Peter Schwartz of GBN suggests there’s “a high likelihood” of a global food crisis due to commodity speculation and the potential for a bad rice season.
Schwartz, however, is quick to point out that he’s not stating unequivocally that there will be a food crisis. “Our goal is to do scenarios and look at the uncertainties and the elements that could surprise us … We’re not predicting a food crisis, but (saying) that we are vulnerable to it,” he told INSEAD Knowledge following a lecture on ‘Emerging Strategic Issues and Wildcards’ at Singapore’s Civil Service College.

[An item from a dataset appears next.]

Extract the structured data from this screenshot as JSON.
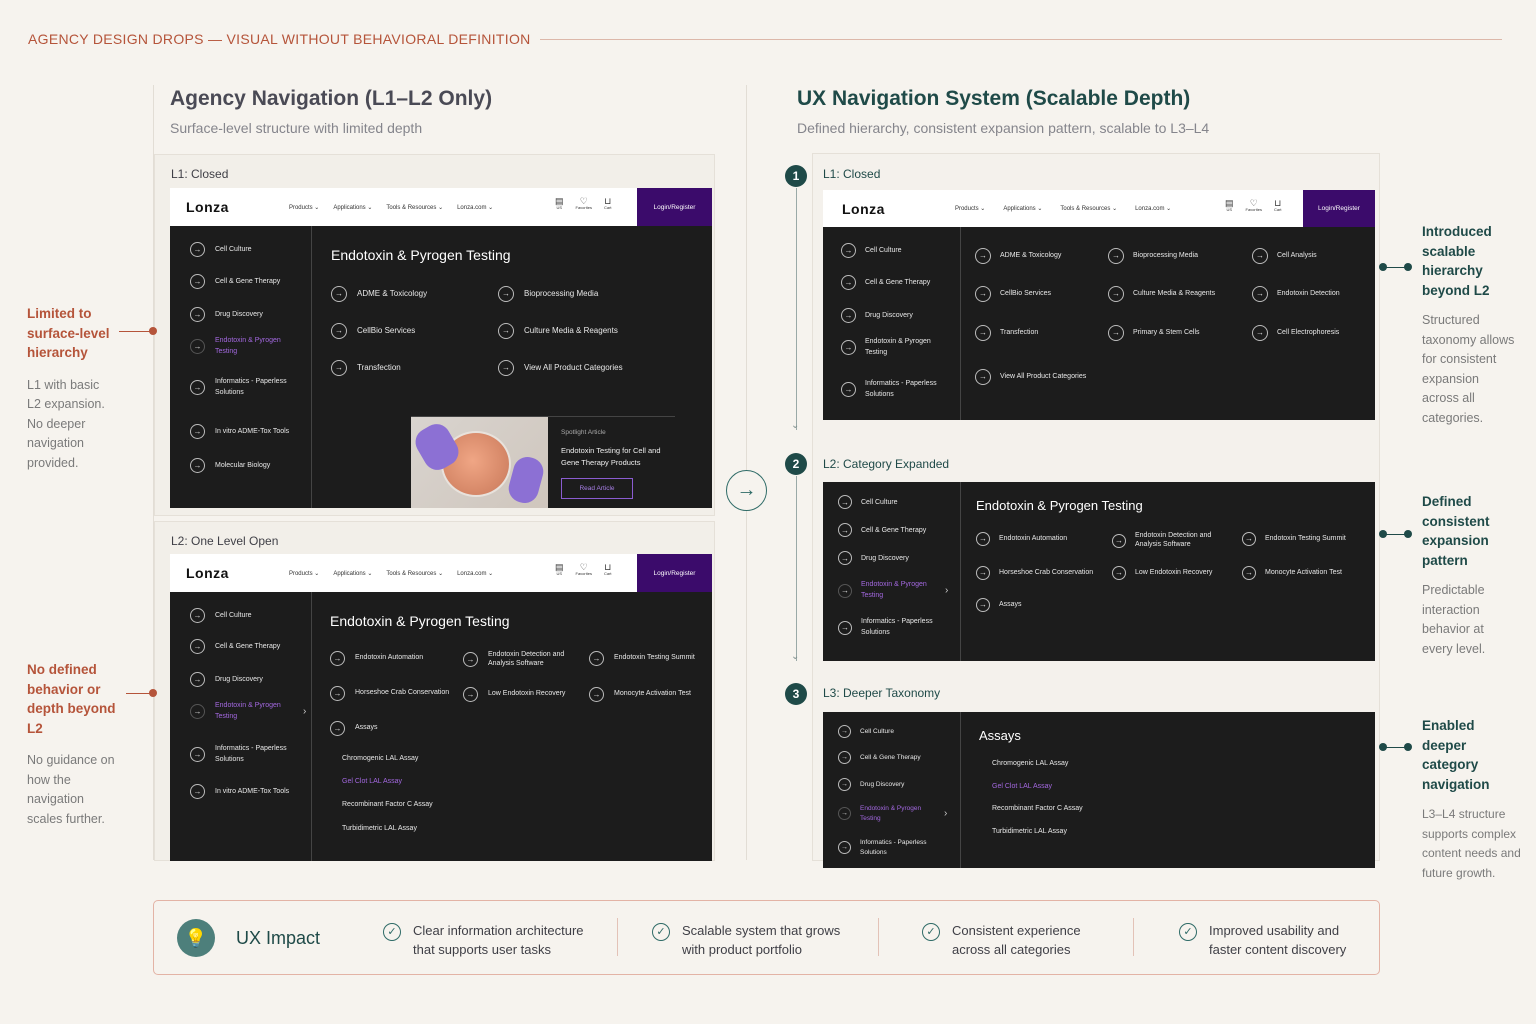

So how can we better prepare ourselves from unpredictable ‘black swan’ events which would have a major impact? Schwartz believes the answer is to think the unthinkable. That involves considering possibilities that are outlandish, implausible but highly consequential. The Asian tsunami, he says, is a prime example of such a black swan event whose impact could have been reduced somewhat had the right questions been asked.
Insead: Planning for the unthinkable
(via Kristin Wolff)
August 20, 2009 at 2:54 pm
Hmmm, if the world’s human population suddenly dropped by half, I’m sure there would be no food crisis, among many other issues.
One would hope for a smaller number as 3,468,000,000 is still a lot of people, but half is a step in the right direction.
At some point people will realize progress stops being progressive.